Satélite geoestacionário que integra o sistema chinês de comunicações- foto ThinkStock

Uma equipe de cientistas chineses anunciou na segunda-feira(15) ter conseguido realizar a primeira transmissão simultânea de uma mensagem criptografada com base em tecnologia quântica, enviada de um satélite espacial para dois telescópios terrestres separados por 1.120 quilômetros, distância dez vezes superior a alcançada até então.

Pulsos derivados de partículas subatômicas e movimentos ondulatórios a elas entrelaçados, os fenômenos quânticos têm efeitos significativos no mundo visível.

Os chineses partem de enlaces entre partículas que reproduzem movimentos paritários praticamente instantâneos mesmo se estiverem separadas por bilhões de quilômetros.

Como esclareceram os cientistas, caso alguém tente observar tais partículas durante sua transmissão, a própria observação muda seu estado permitindo a ruptura do entrelaçamento e a denúncia da tentativa de invasão.

Segundo os cientistas, é isso o que possibilita a criação de um sistema de comunicação teoricamente impossível de ser violado ou hackeado, uma vez que a mera observação por parte do espião já destruirá a mensagem.

No estudo publicado na revista Nature, os cientistas chineses detalham a transmissão de uma chave secreta escrita com pares das partículas de luz (fótons) entrelaçadas. Emitidos pelo satélite geoestacionário Micius, os fótons orbitam a 500 quilômetros da Terra, para duas instalações terrestres construídas exatamente para essa finalidade nas cidades de Delingha e Nanshan, separadas por 1.120 quilômetros.

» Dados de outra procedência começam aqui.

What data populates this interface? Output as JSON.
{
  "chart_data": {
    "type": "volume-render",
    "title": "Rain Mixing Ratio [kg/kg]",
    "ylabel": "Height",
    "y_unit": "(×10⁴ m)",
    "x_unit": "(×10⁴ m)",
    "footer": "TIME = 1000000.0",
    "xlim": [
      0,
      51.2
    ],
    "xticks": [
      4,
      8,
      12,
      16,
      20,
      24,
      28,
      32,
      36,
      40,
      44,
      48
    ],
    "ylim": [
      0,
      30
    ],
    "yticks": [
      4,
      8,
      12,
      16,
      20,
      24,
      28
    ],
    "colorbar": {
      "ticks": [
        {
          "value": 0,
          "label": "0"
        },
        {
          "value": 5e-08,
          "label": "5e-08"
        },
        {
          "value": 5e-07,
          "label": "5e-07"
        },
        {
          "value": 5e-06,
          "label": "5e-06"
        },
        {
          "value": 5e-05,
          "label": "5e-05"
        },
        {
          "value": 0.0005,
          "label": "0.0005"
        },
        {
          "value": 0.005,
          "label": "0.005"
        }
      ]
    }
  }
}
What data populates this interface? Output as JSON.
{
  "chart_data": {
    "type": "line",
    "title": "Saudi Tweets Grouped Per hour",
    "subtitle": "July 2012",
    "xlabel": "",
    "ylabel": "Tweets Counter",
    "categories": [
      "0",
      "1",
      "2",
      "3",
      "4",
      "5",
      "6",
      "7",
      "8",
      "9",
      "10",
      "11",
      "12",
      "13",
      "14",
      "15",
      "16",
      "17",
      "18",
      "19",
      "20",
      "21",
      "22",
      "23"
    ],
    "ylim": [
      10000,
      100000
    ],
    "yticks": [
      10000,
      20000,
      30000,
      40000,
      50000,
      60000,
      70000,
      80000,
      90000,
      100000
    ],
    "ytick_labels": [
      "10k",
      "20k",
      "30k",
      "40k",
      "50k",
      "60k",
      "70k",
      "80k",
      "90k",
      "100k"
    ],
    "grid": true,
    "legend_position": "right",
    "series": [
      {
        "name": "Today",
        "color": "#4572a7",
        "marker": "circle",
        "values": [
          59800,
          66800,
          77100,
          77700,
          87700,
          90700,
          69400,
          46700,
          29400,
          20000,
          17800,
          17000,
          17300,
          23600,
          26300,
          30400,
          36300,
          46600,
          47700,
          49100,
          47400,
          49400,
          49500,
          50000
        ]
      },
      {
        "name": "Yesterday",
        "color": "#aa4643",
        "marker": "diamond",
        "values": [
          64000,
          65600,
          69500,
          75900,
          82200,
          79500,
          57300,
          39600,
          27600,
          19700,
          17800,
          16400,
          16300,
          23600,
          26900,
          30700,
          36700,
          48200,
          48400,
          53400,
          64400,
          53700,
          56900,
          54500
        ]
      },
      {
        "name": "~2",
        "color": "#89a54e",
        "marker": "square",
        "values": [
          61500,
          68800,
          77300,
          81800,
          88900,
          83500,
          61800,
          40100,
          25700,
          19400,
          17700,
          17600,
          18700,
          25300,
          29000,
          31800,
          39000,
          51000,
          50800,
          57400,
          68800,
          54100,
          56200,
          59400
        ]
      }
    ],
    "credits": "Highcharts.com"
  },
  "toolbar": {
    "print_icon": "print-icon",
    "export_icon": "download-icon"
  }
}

A inovação com raios de fótons supera os sistemas de comunicação via fibras óticas tanto em velocidade como em manutenção da fidelidade da transmissão. As fibras exigem estações repetidoras a cada 100 ou 150 quilômetros, aproximadamente. As limitações dos sistemas atualmente existentes permitem o hackeamento.

No método atualmente lançado, cada bit de informação é codificado usando dois fótons entrelaçados. Desta vez, os chineses mostram a transmissão segura de uma chave secreta de 372 bits. A chave pode depois ser usada para decifrar uma mensagem criptografada que pode ser transmitida por qualquer outro meio, incluindo Internet e telefonia.

“Nosso trabalho lança as bases para uma rede global de comunicação quântica”, destacam os pesquisadores, valorizando também a segurança, uma vez que a velocidade chega a ser 100 bilhões de vezes às da fibra óptica terrestre.

Especialista em comunicação quântica do Conselho Superior de Pesquisa Científica (CSIC), da Espanha, Juan José García-Ripoll destaca que “ninguém conseguiu fazer isso a uma distância tão grande”. “Este não é um protocolo novo, mas conseguiram algo único do ponto de vista técnico. A China está à frente neste campo”, sublinhou.

O país asiático vem há anos investindo pesado em novas tecnologias de comunicação quântica, tanto espaciais como terrestres. Neste último período já havia conseguido conectar Pequim e Xangai com uma rede para a transmissão de chaves quânticas. Além disso, tinha batido sucessivos recordes em comunicação espacial, como a transmissão em 2017 de uma chave quântica que permitiu manter uma teleconferência não passível de ser hackeada entre Viena e Pequim, a mais de 7.000 quilômetros de distância, também usando o satélite Micius.

“A diferença é que, neste caso, o satélite agiu como uma caixa-forte que guarda a chave enquanto se move do ponto A para o B e, durante esse período, é vulnerável à espionagem”, declarou Valerio Pruneri, pesquisador do Instituto de Ciências Fotônicas, em Barcelona. Conforme Pruneri, “esta ainda é uma corrida científica, mas está cada vez mais claro que cada continente precisa ter sua própria rede, não pode depender de outros para adquiri-la”. “É uma boa notícia que a China conseguiu isso porque mostra a viabilidade tecnológica. Isso deve pressionar a Europa a desenvolver sua própria rede com tecnologia própria”, assinalou.